La grande révolution
Le marché de l’orange a connu sa grande révolution dans les années 1940 suite à l’invention d’un procédé de production de jus concentré qui peut être congelé et transporté aux quatre coins du monde. En ce qui concerne le commerce, avec 35% des parts de marché (fruit et jus), le Brésil en est le premier exportateur, devant les Etats-Unis.
Le marché du jus d’orange a fait l’objet d’une longue guerre commerciale entre les deux grands acteurs à l’Organisation mondiale du commerce. En 2006, Washington a accusé les exportateurs brésiliens de dumping et introduit des droits de douane punitifs. Dans un premier verdict prononcé en 2008, les juges ont donné gain de cause au Brésil. Mais en 2011, Washington a demandé de résoudre le différend à l’amiable.

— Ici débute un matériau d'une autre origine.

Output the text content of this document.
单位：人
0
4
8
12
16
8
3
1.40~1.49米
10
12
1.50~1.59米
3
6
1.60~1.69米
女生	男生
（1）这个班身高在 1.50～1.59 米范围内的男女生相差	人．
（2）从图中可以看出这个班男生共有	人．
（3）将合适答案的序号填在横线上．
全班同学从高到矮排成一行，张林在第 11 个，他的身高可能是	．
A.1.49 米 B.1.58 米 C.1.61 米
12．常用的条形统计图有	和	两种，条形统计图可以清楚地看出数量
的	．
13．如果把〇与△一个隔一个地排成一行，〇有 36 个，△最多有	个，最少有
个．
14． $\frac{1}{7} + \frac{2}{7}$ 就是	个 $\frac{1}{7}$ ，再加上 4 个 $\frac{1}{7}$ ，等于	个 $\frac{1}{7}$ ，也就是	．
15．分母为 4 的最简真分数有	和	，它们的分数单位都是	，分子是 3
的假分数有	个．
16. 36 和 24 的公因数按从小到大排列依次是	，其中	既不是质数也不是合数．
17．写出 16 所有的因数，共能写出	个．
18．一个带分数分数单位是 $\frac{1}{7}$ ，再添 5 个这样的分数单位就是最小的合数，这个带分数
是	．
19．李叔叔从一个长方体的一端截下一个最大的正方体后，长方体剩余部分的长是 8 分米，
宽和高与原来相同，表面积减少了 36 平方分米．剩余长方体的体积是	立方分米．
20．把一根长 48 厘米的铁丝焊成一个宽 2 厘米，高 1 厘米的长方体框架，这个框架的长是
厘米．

Ces jours, l’attention de consommateurs se focalise beaucoup sur les conditions de travail dans les orangeraies, plus particulièrement au Brésil où toute la filière – production, transformation et commercialisation – est sous la mainmise de quelques multinationales. Suite à une enquête réalisée en début d’année, Public Eye, organisation suisse qui traque les abus des grandes entreprises dans le monde, dénonce les conditions de travail dans les plantations. Notamment les salaires de 200 francs par mois pour cueillir jusqu’à 3 tonnes d’oranges par jour.